(289aj) A Density Functional Theory Study of Methane Activation on Pd/Pdo Based Catalysts

Kromer, B. R., Purdue University
Thomson, K. T., Purdue University
Ribeiro, F. H., Purdue University

Methane combustion is a very active area of current research since natural gas is expected to be used more and more as a source of energy in the future. Methane is also attractive because it emits the least amount of CO2 per unit energy of all the hydrocarbons. Many researchers have found palladium based catalysts to be the most promising for the methane combustion reaction. However, many aspects of this reaction, such as the reaction mechanism and the activation of the C-H bond, are not yet well understood. This research focuses on using DFT to help answer these questions.

We have conducted DFT calculations to study the adsorption of various species on two PdO surfaces (100 and 110) with and without oxygen defects. The most interesting results thus far have come from the adsorption of atomic oxygen and carbon on the surface. The most stable configuration for atomic oxygen was found to be on top of a surface oxygen. The stable configuration was not adsorption on the surface Pd atom, as would be intuitively expected.

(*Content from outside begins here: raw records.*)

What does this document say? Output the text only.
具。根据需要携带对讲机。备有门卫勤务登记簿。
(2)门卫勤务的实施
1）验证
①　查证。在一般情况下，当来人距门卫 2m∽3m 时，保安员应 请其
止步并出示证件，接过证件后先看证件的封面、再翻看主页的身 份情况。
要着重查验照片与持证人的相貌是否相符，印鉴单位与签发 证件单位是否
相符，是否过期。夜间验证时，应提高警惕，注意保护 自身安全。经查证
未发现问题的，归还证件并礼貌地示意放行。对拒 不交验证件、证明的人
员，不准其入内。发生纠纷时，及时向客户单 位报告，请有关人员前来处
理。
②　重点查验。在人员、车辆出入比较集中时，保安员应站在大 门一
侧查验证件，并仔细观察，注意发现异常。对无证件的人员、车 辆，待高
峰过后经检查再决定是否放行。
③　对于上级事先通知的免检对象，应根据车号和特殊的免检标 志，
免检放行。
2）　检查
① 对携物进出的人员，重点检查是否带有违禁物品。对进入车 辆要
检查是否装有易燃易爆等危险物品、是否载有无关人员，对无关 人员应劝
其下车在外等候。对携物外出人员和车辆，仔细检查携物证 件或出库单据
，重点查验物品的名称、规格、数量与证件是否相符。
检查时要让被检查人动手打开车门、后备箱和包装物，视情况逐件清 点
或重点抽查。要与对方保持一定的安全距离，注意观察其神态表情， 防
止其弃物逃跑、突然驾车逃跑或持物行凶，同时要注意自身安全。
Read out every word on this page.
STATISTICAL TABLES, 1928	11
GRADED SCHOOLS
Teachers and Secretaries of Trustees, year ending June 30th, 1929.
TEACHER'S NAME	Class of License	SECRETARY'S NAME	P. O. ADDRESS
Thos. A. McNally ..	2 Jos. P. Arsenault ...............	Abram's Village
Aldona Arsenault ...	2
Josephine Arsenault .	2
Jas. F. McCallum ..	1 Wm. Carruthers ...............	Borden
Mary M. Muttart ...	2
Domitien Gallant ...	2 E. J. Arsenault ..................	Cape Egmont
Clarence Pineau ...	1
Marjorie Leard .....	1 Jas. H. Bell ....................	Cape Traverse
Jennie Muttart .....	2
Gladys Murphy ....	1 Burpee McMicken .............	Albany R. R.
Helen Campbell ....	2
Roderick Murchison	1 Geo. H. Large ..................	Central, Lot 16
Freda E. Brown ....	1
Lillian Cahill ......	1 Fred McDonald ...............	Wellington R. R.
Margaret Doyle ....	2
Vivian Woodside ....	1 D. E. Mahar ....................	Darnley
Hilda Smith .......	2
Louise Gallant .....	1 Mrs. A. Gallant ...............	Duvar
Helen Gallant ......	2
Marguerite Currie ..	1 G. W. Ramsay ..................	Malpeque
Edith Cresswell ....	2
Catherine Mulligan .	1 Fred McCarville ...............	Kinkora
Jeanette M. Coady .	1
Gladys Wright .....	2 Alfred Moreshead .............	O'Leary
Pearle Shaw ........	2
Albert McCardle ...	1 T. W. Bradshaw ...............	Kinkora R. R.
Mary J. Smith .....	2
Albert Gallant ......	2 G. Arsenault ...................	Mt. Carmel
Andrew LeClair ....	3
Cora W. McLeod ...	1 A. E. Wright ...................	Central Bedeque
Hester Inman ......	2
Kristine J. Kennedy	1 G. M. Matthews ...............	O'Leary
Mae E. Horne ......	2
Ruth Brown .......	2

The adsorption energy of this configuration was determined to be -48 kcal/mole. Carbon was found to be the most strongly bound of all the species studied. Carbon has a tendency to displace a surface oxygen and then adsorb in its place. This configuration was determined to have an adsorption energy of -205 kcal/mole.

Some preliminary studies have also been carried out to determine the route by which methane is activated on the surface of the catalyst. We found two such potential activation mechanisms. The first showed a direct activation pathway in which the resulting species are CH3 bound to a surface Pd and H bound to a surface oxygen. The second pathway occurs when a molecular oxygen was adsorbed on the surface. The resulting species were then CH3 on Pd and OH bound to oxygen. Both activation pathways gave similar activation barriers of about 30 kcal/mole, which is within the range found by various experimental researchers.